Commuters browse on their smartphones as they wait

Commuters browse on their smartphones as they wait for a train in a subway station in New York on July 1, 2016. Photo Credit: AFP / Getty Images / Jewel Samad

Members of the MTA board on Monday revived talks about installing platform doors after a recent uptick in train deaths.

There have been at least eight commuters who’ve died after being struck by trains since October, according to MTA data. Some deaths were deemed suicides, others were the result of people being pushed, police have said.

David Jones, an MTA board member and president of the Community Service Society of New York, pitched installing platform doors at some of the busiest stations in part as a way to cut down on the number of deaths.

“We’re still resonating from the murder that was committed on the subway and the suicides…” said Jones at an MTA committee meeting. “(Doors) won’t eliminate all that but, clearly, as my daughter rides the train, I think many parents of young people of all ages would be reassured with some protective devices — particularly at the overcrowded stations.”

Another board member, Charles Moerdler, pitched platform doors as a mean to cut back on overcrowding, the most common cause of delayed trains. This September, overcrowding caused 21,935 train delays—about 39 percent of all delays from the month.

“This can’t go on. This just cannot go on,” Moerdler said. “The public is entitled to better.”

Ronnie Hakim, the MTA New York City Transit president, said that platform doors could “present some feasibility challenges for the transit authority.”

Those challenges include the unique features of train cars and station platforms.
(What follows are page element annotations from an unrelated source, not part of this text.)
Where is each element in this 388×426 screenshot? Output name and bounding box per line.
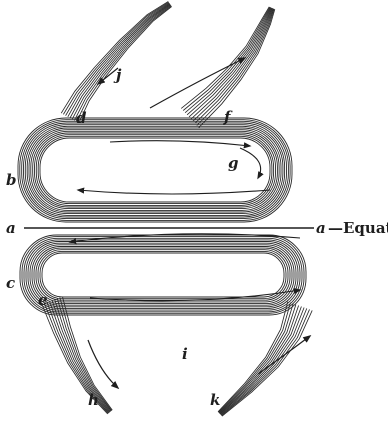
lowerBand-line <box>34 247 292 304</box>
label-j: j <box>113 66 122 84</box>
label-e: e <box>38 291 48 309</box>
lower-gyre <box>20 234 306 315</box>
upperBand-line <box>27 126 283 213</box>
label-d: d <box>76 109 87 127</box>
streamF-line <box>187 8 271 115</box>
upper-gyre-inner-arrow-right <box>240 148 261 178</box>
lower-gyre-band <box>20 235 306 315</box>
streamH-line <box>55 299 111 411</box>
upper-gyre-inner-arrow-top <box>110 141 250 146</box>
upper-gyre <box>18 118 292 222</box>
lowerBand-line <box>26 240 300 310</box>
label-k: k <box>210 391 220 409</box>
lowerBand-line <box>38 250 288 301</box>
arrow-f-branch <box>150 58 245 108</box>
streamK-line <box>218 303 290 413</box>
stream-h <box>42 297 113 414</box>
streamJ-line <box>72 5 170 120</box>
lowerBand-line <box>20 235 306 315</box>
label-g: g <box>228 154 239 172</box>
label-b: b <box>6 171 17 189</box>
upper-gyre-band <box>18 118 292 222</box>
streamK-line <box>218 302 288 412</box>
streamF-line <box>183 7 270 110</box>
lowerBand-line <box>40 251 286 298</box>
label-c: c <box>6 274 15 292</box>
upperBand-line <box>18 118 292 222</box>
streamJ-line <box>79 7 172 123</box>
upperBand-line <box>35 133 276 207</box>
stream-k <box>218 302 312 417</box>
label-h: h <box>88 391 99 409</box>
label-i: i <box>182 345 188 363</box>
streamJ-line <box>74 5 170 120</box>
label-a-left: a <box>6 219 16 237</box>
streamF-line <box>181 7 269 109</box>
upperBand-line <box>31 130 279 211</box>
label-equator: —Equator. <box>328 219 388 237</box>
upperBand-line <box>33 131 278 208</box>
lowerBand-line <box>36 248 290 302</box>
lowerBand-line <box>42 253 284 297</box>
label-a-right: a <box>316 219 326 237</box>
arrow-h <box>88 340 118 388</box>
streamJ-line <box>70 4 170 118</box>
upper-gyre-inner-arrow-bottom <box>78 190 270 194</box>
Car models vary in length and are built with either three or four doors, depending on the design. Some platforms are curved, others feature columns close to the platform edge.

On top of that, the agency has long insisted that installing and maintaining platform doors could be extremely pricey. Though Kevin Ortiz, an MTA spokesman, said the agency would be studying the feasibility of installing doors.

“In the meantime, we are continuing with the intrusion detection pilot that is testing new technologies which generates an alarm transmitted to the rail control center,” Ortiz said in an email, “and automatically alerts a train operator approaching the station that someone may be on the tracks.”

Hakim believes delays could be cut back with better platform organization. She said the agency will be expanding its platform controller program. Beginning in December 2015, the agency deployed 115 controllers and six supervisors to shine flashlights and instruct commuters loading and unloading from platforms — mostly concentrated along the Lexington Avenue line and Hoyt-Schermerhorn Street station during morning peak hours.

The MTA said that the controllers have led to a decrease in the time trains spend in stations, but couldn’t elaborate with specific numbers to highlight the improvement. Next year, the agency will tack on another 30 controllers, three managers and two more surpervisors to oversee both morning and evening rush hour crowds at the targeted stations.

“The other issue going forward is what can we do — notwithstanding needing more rolling stock, notwithstanding the need of Automated Train Control,” Hakim said. “One of the key things that has been successful is the use of platform controllers.”

Correction: An earlier version of this article misidentified Charles Moerdler as James Moerdler.